Usually, when we want an AI agent to be safe, we turn the Temperature (randomness) down to 0.0. We want it robotic and predictable. But this kills the AI's ability to come up with clever solutions to complex problems.

With a Constraint Engine, you can actually crank the temperature up.

You can run your LLM at 0.9 or 1.0. Let it have wild ideas! Let it try to write a recursive file deletion script to clean up logs!

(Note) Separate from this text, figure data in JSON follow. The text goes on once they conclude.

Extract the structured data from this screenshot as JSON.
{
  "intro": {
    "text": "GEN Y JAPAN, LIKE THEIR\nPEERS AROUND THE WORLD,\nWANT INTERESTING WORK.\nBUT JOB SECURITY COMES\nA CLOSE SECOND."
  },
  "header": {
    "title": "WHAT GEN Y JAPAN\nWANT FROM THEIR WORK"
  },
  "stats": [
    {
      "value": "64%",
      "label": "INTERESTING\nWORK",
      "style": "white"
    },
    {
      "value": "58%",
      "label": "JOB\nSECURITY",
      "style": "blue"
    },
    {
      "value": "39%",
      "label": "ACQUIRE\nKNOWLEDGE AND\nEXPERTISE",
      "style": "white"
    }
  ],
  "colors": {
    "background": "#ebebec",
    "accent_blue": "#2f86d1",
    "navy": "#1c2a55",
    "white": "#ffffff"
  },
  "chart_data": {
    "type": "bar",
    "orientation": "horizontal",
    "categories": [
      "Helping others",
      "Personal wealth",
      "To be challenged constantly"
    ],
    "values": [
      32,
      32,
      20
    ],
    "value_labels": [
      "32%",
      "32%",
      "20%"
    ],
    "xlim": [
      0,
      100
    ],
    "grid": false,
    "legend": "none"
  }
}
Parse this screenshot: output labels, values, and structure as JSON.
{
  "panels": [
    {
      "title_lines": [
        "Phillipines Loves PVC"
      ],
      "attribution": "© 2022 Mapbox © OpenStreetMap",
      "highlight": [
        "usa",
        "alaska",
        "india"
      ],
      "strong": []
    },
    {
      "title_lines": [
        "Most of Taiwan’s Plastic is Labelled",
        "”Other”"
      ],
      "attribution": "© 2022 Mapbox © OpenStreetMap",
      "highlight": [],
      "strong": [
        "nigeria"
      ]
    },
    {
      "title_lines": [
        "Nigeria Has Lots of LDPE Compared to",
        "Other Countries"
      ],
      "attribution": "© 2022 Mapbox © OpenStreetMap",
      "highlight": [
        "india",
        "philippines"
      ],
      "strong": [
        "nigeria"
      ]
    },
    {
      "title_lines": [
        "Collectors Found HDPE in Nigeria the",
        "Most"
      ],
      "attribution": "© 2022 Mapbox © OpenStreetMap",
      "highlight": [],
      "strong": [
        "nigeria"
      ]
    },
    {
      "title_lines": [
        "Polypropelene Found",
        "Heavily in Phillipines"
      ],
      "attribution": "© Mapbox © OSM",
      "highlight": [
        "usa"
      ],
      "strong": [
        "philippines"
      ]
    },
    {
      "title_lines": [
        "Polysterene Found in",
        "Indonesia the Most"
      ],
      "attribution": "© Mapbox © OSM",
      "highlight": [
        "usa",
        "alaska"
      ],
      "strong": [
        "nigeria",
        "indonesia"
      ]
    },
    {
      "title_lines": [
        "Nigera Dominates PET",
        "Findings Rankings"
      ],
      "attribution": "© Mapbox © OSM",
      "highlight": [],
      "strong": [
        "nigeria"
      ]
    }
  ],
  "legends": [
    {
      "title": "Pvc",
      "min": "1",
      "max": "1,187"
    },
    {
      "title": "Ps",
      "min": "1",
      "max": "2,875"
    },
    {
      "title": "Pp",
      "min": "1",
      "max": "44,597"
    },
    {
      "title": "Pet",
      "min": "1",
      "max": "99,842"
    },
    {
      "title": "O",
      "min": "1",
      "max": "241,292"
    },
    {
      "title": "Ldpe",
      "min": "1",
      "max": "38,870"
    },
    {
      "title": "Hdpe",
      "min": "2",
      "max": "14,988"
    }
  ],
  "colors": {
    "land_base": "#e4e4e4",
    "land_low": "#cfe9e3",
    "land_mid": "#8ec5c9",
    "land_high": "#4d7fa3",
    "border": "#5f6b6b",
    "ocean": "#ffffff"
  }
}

Scenario A (No Firewall): AI hallucinates rm -rf /. Server is wiped.
Scenario B (With Firewall): AI hallucinates rm -rf /. The FileOperationRule catches it. The agent receives an error: "Action Blocked: root deletion not allowed." The AI then self-corrects: "Ah, sorry. I will delete specific log files instead."

The firewall acts as the boundaries of the playground. You can let the "children" (AI) run wild, knowing the gate is locked.

Beyond SQL: Cost and Scope

This approach extends beyond just blocking dangerous commands. It works beautifully for budget control.

I implemented a CostLimitRule. If an agent proposes an API call sequence or a cloud operation that exceeds $0.05, the engine blocks it.

class CostLimitRule(ConstraintRule):
    def validate(self, plan):
        if plan['estimated_cost'] > self.max_cost:
            return ConstraintViolation(
                severity=ViolationSeverity.HIGH,
                message="Cost exceeds authorized limit."
            )

This prevents the "Infinite Loop Bankruptcy" scenario where an agent gets stuck in a loop calling an expensive API.

Summary

We are entering an era where AIs are no longer just chatbots; they are doers. Relying on the AI's "self-control" (via system prompts) to protect your infrastructure is negligent.

There are great enterprise tools out there like NVIDIA NeMo Guardrails that do semantic checking, but sometimes you just need a simple, deterministic Python class.